KLONE
Titel: THE UNSEEN
Label: PELAGIC RECORDS
Spieldauer: 42:18 Minuten
VÖ: 08. November 2024
Eine Reise in die Tiefe die sowohl für eingefleischte Fans als auch für Neulinge interessant sein sollte: Mit „The Unseen“ legen KLONE erneut den Beweis ab, warum sie zu den führenden Kräften des modernen Progressive Rock zählen. Das zehnte Studioalbum der französischen Band ist eine kühne und ambitionierte Reise in eine Klanglandschaft, die sowohl vertraut als auch überraschend ist.
Was sofort auffällt, ist die gesteigerte Reife und Komplexität, die Klone mit diesem Album erreichen.

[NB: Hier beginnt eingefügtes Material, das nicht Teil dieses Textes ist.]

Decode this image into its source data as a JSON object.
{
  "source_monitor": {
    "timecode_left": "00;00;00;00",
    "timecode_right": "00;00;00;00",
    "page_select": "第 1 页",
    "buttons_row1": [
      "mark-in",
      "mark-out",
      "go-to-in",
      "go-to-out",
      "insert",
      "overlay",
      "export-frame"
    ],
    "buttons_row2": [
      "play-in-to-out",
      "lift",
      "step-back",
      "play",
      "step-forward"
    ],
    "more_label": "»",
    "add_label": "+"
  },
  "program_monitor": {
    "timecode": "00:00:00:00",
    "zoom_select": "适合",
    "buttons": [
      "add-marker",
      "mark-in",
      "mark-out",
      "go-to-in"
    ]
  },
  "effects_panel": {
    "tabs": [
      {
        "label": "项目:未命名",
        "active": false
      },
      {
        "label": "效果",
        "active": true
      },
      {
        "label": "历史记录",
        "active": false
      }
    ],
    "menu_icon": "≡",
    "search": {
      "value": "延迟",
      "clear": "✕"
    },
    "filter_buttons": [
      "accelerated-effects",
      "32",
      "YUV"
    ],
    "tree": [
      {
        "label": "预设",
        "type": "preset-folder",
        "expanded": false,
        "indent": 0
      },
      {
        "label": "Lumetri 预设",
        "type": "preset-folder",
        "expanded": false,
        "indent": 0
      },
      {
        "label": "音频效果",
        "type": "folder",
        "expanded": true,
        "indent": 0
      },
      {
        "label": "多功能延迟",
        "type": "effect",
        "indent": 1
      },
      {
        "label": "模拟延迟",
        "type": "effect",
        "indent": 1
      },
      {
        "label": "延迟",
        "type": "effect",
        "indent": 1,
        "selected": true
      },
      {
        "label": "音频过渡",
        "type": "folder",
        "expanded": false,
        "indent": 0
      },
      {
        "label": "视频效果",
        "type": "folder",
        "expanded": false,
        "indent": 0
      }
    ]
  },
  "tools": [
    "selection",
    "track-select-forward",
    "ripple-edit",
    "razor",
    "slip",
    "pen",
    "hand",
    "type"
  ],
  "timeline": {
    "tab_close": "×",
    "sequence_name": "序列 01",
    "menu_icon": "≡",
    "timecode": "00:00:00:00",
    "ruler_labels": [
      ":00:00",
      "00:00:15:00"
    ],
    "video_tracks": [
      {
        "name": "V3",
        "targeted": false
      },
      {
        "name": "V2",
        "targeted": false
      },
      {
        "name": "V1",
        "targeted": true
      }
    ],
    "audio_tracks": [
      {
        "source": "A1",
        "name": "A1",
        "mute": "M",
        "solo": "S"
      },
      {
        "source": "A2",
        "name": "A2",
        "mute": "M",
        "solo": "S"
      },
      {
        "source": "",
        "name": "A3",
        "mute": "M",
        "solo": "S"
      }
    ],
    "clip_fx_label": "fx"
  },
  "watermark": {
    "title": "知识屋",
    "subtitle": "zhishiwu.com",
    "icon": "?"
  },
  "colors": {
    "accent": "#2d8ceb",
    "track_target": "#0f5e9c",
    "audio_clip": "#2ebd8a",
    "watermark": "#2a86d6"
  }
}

Die Songs sind länger, die Strukturen verschachtelter und die Arrangements noch kunstvoller. Doch trotz dieser Komplexität wirken die Stücke nie überladen oder abgehoben. Im Gegenteil: Klone schaffen es meisterhaft, ihre Musik zugänglich zu machen, ohne dabei an Tiefe einzubüßen. Die Klangpalette von „The Unseen“ ist beeindruckend breit gefächert: Von atmosphärischen Post-Rock-Passagen über treibende Riffs bis hin zu verspielten Jazz-Elementen ist alles dabei. Dabei gelingt es KLONE, die verschiedenen Stile nahtlos miteinander zu verschmelzen und ein kohärentes Gesamtbild zu schaffen. Die Texte von Yann Ligner sind wie immer tiefgründig und vielschichtig. Sie laden zum Nachdenken ein und eröffnen dem Hörer neue Perspektiven bezüglich aller Vergänglichkeit und wie wichtig es ist, die Gegenwart als ein Geschenk wahr zu nehmen. Die Atmosphäre des Albums ist dabei oft melancholisch und introvertiert, aber auch von einer gewissen Hoffnung getragen. Also eigentlich genau mein Ding. Wobei ich sagen muss, dass die Band sowieso bei mir ganz weit oben steht. Wenn Yann aus einem Klarton heraus ins Schreien kommt stellen sich mir regelmäßig die Härchen an den Armen auf. Besonders hervorzuheben sind hier Tracks wie `Interlaced`, das mit seinem eingängigen Refrain und den komplexen Arrangements überzeugt, und `Desire Line`, das mit seinem ungewöhnlichen 3/4-Takt und der emotionalen Intensität besticht.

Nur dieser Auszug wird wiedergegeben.